Jens Scholz: You could also turn the question around. How long can a retailer leave a price unchanged without annoying or losing the customer? The stable price is not necessarily always in the customer’s best interest. Take gas prices, for example: they are relatively stable compared to the price of oil. The price of oil has fallen steadily since 2014, which is reflected in gas prices. The stable gas price is thus not in the customer’s best interest in this case. There is no market price fairer than the dynamic price because the dynamic price always takes into account the volatile market environment. Supply, demand and environmental conditions are constantly changing. Dynamic pricing aligns itself accordingly. Sometimes that works in favor of the customer’s wallet and sometimes it doesn’t but it is always a fair market price. In some circumstances even price increases are advantageous for the consumer; the effects of a price that is too low can be seen, for example, with the price of milk which led to subsidies in the millions. And to come back to your question, nowadays prices are changed weekly, daily or even several times a day. Amazon is certainly a driving force behind several price changes daily.
Christina Bunnenberg: And what about cross channel retail? Our IFH pricing study indicated that willingness to pay can definitely also be channel-specific. What is the situation for retailers who sell both online and offline?
Jens Scholz: The IFH study “Price strategies in cross channel retail” confirms our experience. If their brand strength allows, retailers can push through a higher price on the market because customers hold these retailers in high regard. A cross channel retailer provides the customer with added value. In bricks and mortar stores customers can touch products, get one on one service and even compare several products if necessary. Customers can take products home immediately, take advantage of on-site repair service and much more. Combining the e-commerce option means that customers can browse online to compare and then pick up the selected product at the store immediately. Cross channel provides added value. The challenge lies in expressing this added value in figures, in other words in analyzing the customer’s willingness to pay. This is exactly where dynamic pricing comes into play. A dynamic pricing algorithm analyzes the willingness to pay and dynamically predicts the price acceptance for every item in every store or online shop at any given time.
Christina Bunnenberg: What do you value most about the ECC Club?

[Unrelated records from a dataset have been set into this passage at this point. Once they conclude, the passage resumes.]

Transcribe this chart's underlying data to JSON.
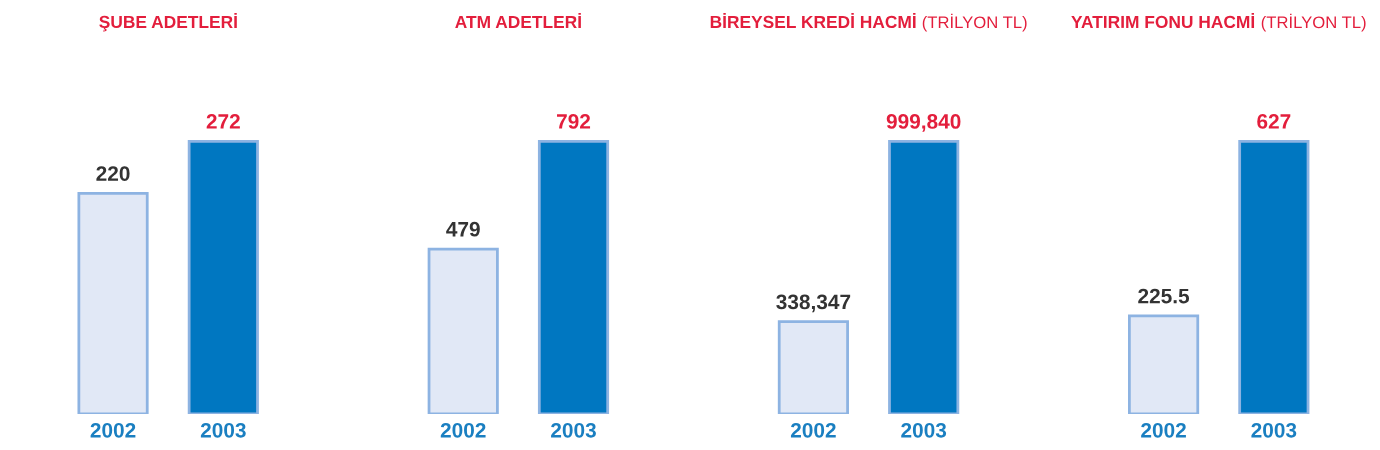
{
  "chart_data": [
    {
      "type": "bar",
      "title": "ŞUBE ADETLERİ",
      "categories": [
        "2002",
        "2003"
      ],
      "values": [
        220,
        272
      ],
      "colors": [
        "#e1e8f6",
        "#0077c1"
      ],
      "data_labels": true,
      "tick_labels": "x",
      "grid": false,
      "legend": false
    },
    {
      "type": "bar",
      "title": "ATM ADETLERİ",
      "categories": [
        "2002",
        "2003"
      ],
      "values": [
        479,
        792
      ],
      "colors": [
        "#e1e8f6",
        "#0077c1"
      ],
      "data_labels": true,
      "tick_labels": "x",
      "grid": false,
      "legend": false
    },
    {
      "type": "bar",
      "title": "BİREYSEL KREDİ HACMİ",
      "subtitle": "(TRİLYON TL)",
      "categories": [
        "2002",
        "2003"
      ],
      "values": [
        338347,
        999840
      ],
      "value_labels": [
        "338,347",
        "999,840"
      ],
      "colors": [
        "#e1e8f6",
        "#0077c1"
      ],
      "tick_labels": "x",
      "grid": false,
      "legend": false
    },
    {
      "type": "bar",
      "title": "YATIRIM FONU HACMİ",
      "subtitle": "(TRİLYON TL)",
      "categories": [
        "2002",
        "2003"
      ],
      "values": [
        225.5,
        627
      ],
      "colors": [
        "#e1e8f6",
        "#0077c1"
      ],
      "data_labels": true,
      "tick_labels": "x",
      "grid": false,
      "legend": false
    }
  ]
}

Jens Scholz: I’m a huge fan of ECC events. The BE.INSIDE Premium at DOCK.ONE in Cologne was “hot” in the truest sense of the word. With temperatures soaring above 30 degrees Celsius, Oliver Kahn was not the only one on fire at this fantastic network event. The former world class goalkeeper’s presentation on “Maximizing development potential and dealing with setbacks” was extremely inspirational. The biannual ECC forums also offer good opportunities to exchange ideas in a relaxed atmosphere. And I really appreciate the many well-researched studies conducted by ECC Cologne on current topics in omnichannel retail, which are available to all members.